Harry Cunningham’s father, Hal, addressed an angry crowd shortly after his son’s murder to dissuade them from lynching the two women.

Nuby Moates and Myrtle Berry Graham were sentenced to life in prison. The jury deliberated 20 hours because some of the jurors held out for the death penalty.

Graham died in 1942. Later that year, Nuby Moates, who had been charged as an accessory to the murder, was released on “good behavior” from the Wetumpka prison.




1940s and 1950s: Steinburg Clothing

In the late 1940s and early 1950s, this building was the home of Steinburg Clothing Store. The ad below is from the 1952 newspaper. Other ads for Steinburg’s have been found as early as 1942. It is assumed that Steinburg’s took up both sides of the Proctor Building, since it was “Scottsboro’s largest store.”





Late 1950s through the late 1960s: Adams Clothing store

During the 1950s and 1960s, this building was home to Adams Store; one side was men’s and the other side women’s clothing.

McDonald “Mack” Kennamer, the brother of Eva Kennamer Parks who managed The Quality Store with her husband Albert, managed both the Darwin’s and Adams clothing stores for the W. S. Adams family from Guntersville in the late 1950s and 1960s. According to Bill Parks, the Adams father and son owned the two businesses on the corner of Market and Laurel. W. J. “Jimmy” Adams Jr. ran the Adams Casualette business which, Bill recalls, “had the cool clothes,” the high-end women’s labels like Villager. Darwin’s, owned by W. J. Adams Sr., carried less prestigious brands. W. J. Sr. expanded his line of stores to include Darwin stores in Arab, Albertville, and Guntersville. Jimmy had other Adams stores in Mountain Brook and Decatur, where they are still in business today. Mack later opened Kennamer’s Clothing Store in the Brown Building about 1964. The Adams ad below is from the 1969 high school yearbook.





1975: Western Auto

In the 1970s when Darwin’s closed, Adams moved into the Claybrook Building, and both sides of the Proctor Building housed Western Auto. The photo below by the TVA was taken in 1975.

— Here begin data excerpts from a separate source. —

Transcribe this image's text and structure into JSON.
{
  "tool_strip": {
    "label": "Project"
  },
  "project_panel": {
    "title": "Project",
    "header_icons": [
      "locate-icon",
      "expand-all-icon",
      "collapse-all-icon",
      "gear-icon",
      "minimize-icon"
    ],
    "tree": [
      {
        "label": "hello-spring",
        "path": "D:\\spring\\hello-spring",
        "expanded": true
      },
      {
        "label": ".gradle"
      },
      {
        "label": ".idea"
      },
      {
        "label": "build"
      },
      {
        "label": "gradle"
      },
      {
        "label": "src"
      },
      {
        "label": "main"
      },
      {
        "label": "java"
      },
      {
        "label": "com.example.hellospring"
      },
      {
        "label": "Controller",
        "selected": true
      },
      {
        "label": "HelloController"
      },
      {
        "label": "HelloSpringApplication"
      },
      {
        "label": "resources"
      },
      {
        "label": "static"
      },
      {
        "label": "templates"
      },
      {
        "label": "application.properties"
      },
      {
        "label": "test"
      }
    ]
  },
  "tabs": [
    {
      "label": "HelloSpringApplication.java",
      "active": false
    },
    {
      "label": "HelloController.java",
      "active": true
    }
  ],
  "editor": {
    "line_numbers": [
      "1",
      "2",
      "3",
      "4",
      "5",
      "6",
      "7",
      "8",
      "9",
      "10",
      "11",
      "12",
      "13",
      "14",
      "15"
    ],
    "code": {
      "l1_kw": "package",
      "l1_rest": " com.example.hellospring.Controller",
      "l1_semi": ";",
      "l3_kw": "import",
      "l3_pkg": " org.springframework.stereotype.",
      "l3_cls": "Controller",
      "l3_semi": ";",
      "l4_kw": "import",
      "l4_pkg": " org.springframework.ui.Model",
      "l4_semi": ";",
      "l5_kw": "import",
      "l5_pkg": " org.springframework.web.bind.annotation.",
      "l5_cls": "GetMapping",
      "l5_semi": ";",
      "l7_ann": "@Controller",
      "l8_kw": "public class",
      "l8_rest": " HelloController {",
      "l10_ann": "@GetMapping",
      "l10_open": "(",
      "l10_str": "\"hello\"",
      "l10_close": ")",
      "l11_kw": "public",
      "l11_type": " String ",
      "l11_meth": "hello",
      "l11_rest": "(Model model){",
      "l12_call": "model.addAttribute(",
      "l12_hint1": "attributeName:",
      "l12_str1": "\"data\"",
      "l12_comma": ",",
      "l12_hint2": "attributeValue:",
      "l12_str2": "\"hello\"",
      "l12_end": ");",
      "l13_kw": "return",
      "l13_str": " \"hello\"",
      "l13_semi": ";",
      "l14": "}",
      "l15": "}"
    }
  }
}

1950s-1970s: Second floor tenants

During the 1950s and 1960s, while Adams Clothing Store occupied the first floor, these offices were found on the second floor:

1956

  • Joseph A. Lee, Attorney
  • John B. Tally, Attorney
  • Jim Proctor, Attorney
  • J. E. Johnson, Dentist
  • Robert O. Haas Insurance
  • Alabama Farm Bureau Insurance


1960

  • Dr. J. E. Johnson, Dentist
  • J. A. Lee, City Attorney
  • J. B. Tally


1965-67

  • Thomas and Proctor, Attorneys


1970

  • M. J. Vickers, CPA
  • Thomas and Proctor, Attorneys


1972-1975

  • Robert S. Thomas and John F. Proctor, Attorneys

Nancy Hammer Bradford recalls that one of the last businesses upstairs in the Proctor Building was Judy Proctor’s gallery.


Recent tenants

LaDiDa’s has been in its current location in the right side of the Proctor Building since DATE. The turnover on the left side has been a lot more frequent. As noted earlier, it is currently being renovated to serve as the home of Green Coffee. Prior to this, it was a ladies’ clothing store called Glitzy Glam.